This is the first part of the important news I’ve not been getting round to posting, and this bit already broken at Medieval History Geek. In fact, had I not checked in out of curiosity, Curt’s notice that the new issue of Early Medieval Europe was online would have been the first I’d heard of it myself; their mail didn’t arrive till rather later. That’s how cutting-edge he is folks! You will hear it there first, at least sometimes. And now today my single author’s copy has arrived in the post, so it is genuinely ‘out there’.
So yus. We have here two instances of me in my negative scholarly mode, in the first place a paper I’ve mentioned here a fair few times as it developed or waited but which was started by my reaction to an earlier EME paper by Cullen Chandler, on a procedure of land settlement from our mutual corner of medieval Europe which had a unique name, aprisio.1 This seems to come from the same root as aprehendere, means something like ‘taking over’ and if you read the article you’ll see that I have doubts as to whether it ever bore the legal significance that it’s often been given. Here’s the abstract:
Important aspects of social history can sometimes be lost in legalisms. A long debate, recently continued in EME, has studied the right of aprisio claimed by those who took over wasteland on the frontier of the future Catalonia. This paper argues that previous treatments of the term have conflated many separate factors and misunderstood what aprisio actually was in practice. When studied at ground level it seems that, despite the role given to immigrant settlers by historians, landholders by aprisio need not have been newcomers, but locals using new rules for otherwise normal land clearances.

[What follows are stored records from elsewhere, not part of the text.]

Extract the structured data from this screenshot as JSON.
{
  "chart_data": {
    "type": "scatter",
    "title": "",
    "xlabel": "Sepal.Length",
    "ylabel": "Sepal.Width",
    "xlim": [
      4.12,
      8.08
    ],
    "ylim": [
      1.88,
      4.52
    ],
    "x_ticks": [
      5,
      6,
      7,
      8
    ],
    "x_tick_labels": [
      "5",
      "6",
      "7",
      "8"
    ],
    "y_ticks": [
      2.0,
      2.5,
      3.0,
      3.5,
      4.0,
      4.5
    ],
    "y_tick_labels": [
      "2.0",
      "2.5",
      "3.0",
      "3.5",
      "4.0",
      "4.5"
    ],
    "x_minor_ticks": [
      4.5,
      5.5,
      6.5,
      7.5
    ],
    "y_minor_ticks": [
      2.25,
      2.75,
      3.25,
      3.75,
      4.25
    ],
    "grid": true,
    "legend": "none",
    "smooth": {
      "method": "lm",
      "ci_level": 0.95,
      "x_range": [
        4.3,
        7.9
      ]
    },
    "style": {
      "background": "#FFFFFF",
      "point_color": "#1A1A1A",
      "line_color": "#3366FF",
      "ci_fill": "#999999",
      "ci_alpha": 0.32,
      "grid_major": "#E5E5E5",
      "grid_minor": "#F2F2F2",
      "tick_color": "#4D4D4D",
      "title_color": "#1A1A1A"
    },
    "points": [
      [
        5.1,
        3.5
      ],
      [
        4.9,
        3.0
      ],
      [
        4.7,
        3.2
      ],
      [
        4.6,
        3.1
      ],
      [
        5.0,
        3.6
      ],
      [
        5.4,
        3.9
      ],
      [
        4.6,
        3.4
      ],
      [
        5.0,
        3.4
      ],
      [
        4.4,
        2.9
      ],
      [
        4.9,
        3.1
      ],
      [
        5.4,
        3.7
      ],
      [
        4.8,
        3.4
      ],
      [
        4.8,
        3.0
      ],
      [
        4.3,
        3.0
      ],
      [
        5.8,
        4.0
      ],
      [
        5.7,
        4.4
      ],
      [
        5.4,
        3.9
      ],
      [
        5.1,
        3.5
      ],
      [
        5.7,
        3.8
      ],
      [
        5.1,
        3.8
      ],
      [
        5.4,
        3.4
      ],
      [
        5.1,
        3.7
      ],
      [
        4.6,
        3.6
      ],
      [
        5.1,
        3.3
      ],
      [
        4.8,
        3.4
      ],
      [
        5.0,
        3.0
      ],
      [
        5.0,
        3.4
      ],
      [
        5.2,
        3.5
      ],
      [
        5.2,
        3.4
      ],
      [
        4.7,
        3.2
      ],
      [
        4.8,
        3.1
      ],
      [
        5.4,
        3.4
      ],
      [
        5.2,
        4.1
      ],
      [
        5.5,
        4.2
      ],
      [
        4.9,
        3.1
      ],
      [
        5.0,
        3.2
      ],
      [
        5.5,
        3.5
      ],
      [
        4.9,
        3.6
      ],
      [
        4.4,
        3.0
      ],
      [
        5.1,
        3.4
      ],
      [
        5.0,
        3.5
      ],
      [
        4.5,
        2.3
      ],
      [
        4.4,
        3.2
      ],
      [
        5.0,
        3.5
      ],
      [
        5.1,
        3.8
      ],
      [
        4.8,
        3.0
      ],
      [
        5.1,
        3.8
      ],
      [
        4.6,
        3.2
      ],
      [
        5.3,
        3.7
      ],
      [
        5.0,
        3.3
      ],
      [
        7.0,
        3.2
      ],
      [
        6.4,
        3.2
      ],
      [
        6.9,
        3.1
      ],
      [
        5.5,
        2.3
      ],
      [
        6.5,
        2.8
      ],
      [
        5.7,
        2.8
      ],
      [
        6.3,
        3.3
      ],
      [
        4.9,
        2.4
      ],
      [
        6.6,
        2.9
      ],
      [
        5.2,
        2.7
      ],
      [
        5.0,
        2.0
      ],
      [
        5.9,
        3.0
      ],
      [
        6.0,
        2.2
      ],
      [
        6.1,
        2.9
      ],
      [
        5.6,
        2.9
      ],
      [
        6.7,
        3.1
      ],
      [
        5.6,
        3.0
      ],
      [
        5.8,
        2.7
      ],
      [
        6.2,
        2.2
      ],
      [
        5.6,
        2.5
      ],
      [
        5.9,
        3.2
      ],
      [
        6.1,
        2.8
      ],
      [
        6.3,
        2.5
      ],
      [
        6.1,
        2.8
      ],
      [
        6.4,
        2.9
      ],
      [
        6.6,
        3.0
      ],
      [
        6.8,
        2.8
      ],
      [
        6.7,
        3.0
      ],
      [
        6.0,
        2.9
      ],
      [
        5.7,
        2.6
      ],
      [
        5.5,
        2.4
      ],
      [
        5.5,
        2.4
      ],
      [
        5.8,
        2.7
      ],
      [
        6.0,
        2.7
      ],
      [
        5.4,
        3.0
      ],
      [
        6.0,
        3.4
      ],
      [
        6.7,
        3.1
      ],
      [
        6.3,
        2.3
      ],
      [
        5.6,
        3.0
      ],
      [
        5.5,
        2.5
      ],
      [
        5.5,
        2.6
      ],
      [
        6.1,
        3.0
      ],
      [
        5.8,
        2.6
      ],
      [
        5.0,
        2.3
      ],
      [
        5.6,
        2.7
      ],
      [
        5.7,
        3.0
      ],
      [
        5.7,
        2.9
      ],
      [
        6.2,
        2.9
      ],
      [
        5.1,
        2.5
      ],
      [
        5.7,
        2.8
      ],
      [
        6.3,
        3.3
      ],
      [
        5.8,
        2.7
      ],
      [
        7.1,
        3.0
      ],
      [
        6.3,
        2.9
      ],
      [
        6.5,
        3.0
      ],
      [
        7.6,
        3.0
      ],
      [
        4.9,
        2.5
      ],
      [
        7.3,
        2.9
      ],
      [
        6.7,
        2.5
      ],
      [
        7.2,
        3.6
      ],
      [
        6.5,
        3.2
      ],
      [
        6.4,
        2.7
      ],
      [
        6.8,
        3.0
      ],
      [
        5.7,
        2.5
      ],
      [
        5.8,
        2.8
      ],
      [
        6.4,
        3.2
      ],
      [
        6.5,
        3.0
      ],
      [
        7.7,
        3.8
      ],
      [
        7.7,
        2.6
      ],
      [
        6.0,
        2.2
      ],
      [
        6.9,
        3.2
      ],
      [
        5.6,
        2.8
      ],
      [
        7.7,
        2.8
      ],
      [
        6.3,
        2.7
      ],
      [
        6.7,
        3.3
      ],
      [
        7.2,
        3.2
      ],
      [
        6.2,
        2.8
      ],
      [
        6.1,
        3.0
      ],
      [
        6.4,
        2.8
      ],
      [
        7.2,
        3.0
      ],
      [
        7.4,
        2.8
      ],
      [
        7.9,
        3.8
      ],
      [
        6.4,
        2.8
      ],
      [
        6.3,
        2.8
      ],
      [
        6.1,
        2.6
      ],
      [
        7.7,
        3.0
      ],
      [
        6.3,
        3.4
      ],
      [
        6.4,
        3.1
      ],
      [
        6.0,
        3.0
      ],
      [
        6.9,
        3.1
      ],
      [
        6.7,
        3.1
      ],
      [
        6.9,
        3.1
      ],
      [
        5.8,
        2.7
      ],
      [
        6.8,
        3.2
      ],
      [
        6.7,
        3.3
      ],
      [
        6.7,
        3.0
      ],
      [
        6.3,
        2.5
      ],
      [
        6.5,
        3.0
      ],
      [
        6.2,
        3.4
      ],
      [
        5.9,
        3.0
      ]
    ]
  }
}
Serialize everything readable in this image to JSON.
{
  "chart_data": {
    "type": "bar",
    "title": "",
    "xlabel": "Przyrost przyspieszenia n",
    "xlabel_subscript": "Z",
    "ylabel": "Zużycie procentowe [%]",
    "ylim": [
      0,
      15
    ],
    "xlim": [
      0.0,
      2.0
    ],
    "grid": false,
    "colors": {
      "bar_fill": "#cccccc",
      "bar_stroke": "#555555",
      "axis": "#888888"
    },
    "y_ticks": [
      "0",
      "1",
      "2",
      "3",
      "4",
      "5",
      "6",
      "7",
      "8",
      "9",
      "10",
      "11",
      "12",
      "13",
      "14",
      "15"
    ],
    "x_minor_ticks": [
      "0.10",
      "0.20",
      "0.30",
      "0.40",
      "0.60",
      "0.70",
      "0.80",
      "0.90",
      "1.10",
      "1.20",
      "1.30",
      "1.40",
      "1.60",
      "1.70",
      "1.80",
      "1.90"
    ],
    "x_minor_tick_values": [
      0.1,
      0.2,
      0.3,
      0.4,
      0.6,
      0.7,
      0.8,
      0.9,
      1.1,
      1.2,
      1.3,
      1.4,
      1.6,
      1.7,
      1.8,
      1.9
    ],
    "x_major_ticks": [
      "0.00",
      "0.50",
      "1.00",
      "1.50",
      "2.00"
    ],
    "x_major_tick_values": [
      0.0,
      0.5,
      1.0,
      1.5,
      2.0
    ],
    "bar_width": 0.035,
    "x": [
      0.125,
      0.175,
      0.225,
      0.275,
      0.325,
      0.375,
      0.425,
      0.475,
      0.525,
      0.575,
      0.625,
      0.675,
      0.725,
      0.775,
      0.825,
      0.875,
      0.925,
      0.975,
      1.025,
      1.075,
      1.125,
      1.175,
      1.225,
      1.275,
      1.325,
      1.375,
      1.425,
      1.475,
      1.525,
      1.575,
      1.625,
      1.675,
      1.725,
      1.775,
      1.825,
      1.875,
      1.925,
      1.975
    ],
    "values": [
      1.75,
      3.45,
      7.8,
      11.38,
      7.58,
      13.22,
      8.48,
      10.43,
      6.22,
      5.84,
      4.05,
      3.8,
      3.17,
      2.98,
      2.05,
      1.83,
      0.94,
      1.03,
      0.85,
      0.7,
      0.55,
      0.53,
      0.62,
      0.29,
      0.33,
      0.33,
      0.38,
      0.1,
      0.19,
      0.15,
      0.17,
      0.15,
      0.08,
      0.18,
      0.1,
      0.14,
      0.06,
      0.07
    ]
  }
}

After I’ve cleared the previous scholarship on the word and the phenomenon out of the way to my satisfaction, I do therefore get onto some more constructive consideration of how frontier settlement might have worked and how the various models fit with the actual evidence of practice. I think that that is the paper’s actual importance, but you could be forgiven for reading it as mainly a hatchet job on the older work, and in that it is true, ’tis pity, that Cullen’s paper gets the most blows with the axe, not least because it’s closest of course. Medieval History Geek has given Cullen a kind of right of reply with a post about it and if you want to see how we argue, there are a few comments there showing it in action. Here I just want to say, I first wrote this in 2003. It’s been through various stages of refinement as I referenced more and more previous scholarship in it, incorporated feedback, eased the critique and added more alternative views, but it was still in the print queue three months before I first met Cullen. At that first meeting I warned him this was coming, because I didn’t want us to become friendly and then him find out the hard way I’d only finished throwing daggers at his back a few months previously. I’m afraid I stand by every word, and I think they’re good words and am happy to have them being read, but it’s still kind of regrettable it’s taken this long, not least because the new paper of his that this one shares the issue with demonstrates perfectly well that he is a scholar to be taken seriously and learnt from.2
It’s also regrettable to an extent that this comes out at the same time as my review of Kathleen Davis’s book Periodization and Sovereignty: how ideas of feudalism and secularization govern the politics of time (Philadelphia 2008). I have not been kind about this book, which I think is two article-length ideas, one of which was already out, blown up to book-length by massive and unhelpful repetition and free use of ‘the language that locks others out‘, and which had no business going to an early medievalist journal. So I was thorough, so that someone could hopefully tell if they needed to read it despite my dislike, but my writing is unavoidably negative here as well. These two things were begun four years apart and have emerged together only by coincidence, but the effect on me is that I now want to reassure people that I can write nice things about people’s scholarship, honest.3
Statistics: the article presented once in 2005; three drafts, one revision stage. Time from first submission to print: two years six months, slowed at least in part by strategical favouring of things that at the time I thought would come out sooner. I guess we probably could have shaved six months off that if I’d put it first. Also, unless their printers are somehow mistaken, it would apparently cost me £750.00 to have any offprints at all and I can’t have fewer than fifty, which is taking the mickey I think, as is their copyright agreement. On the other hand I will say this: there were almost no errors in proof at all, and that was a wonderful surprise, as indeed was the publication… As for the review, one draft one revision, time from first submission to print one year one month, and there were no proofs of this to check but it looks fine now.
1. Jonathan Jarrett, “Settling the King’s Lands: aprisio in Catalonia in perspective” in Early Medieval Europe Vol. 18 (Oxford forthcoming), pp. 320-342, provoked by Cullen J. Chandler, “Between court and counts: Carolingian Catalonia and the aprisio grant, 778-897″, ibid. 11 (2002), pp. 19-44.
2 Chandler, “Barcelona BC 569 and a Carolingian programme on the virtues”, ibid. 18 (2010), pp. 265-291.
3. I have been taken to task for being too self-deprecating about my publications here, and this is probably fair: after all, EME’s a top-rated journal and I am, I am really pleased to be in it again. But it is the devil of publishing in the humanities that things take so long to come out that they have become awkward by the time they emerge, and this is a particularly sharp example of that.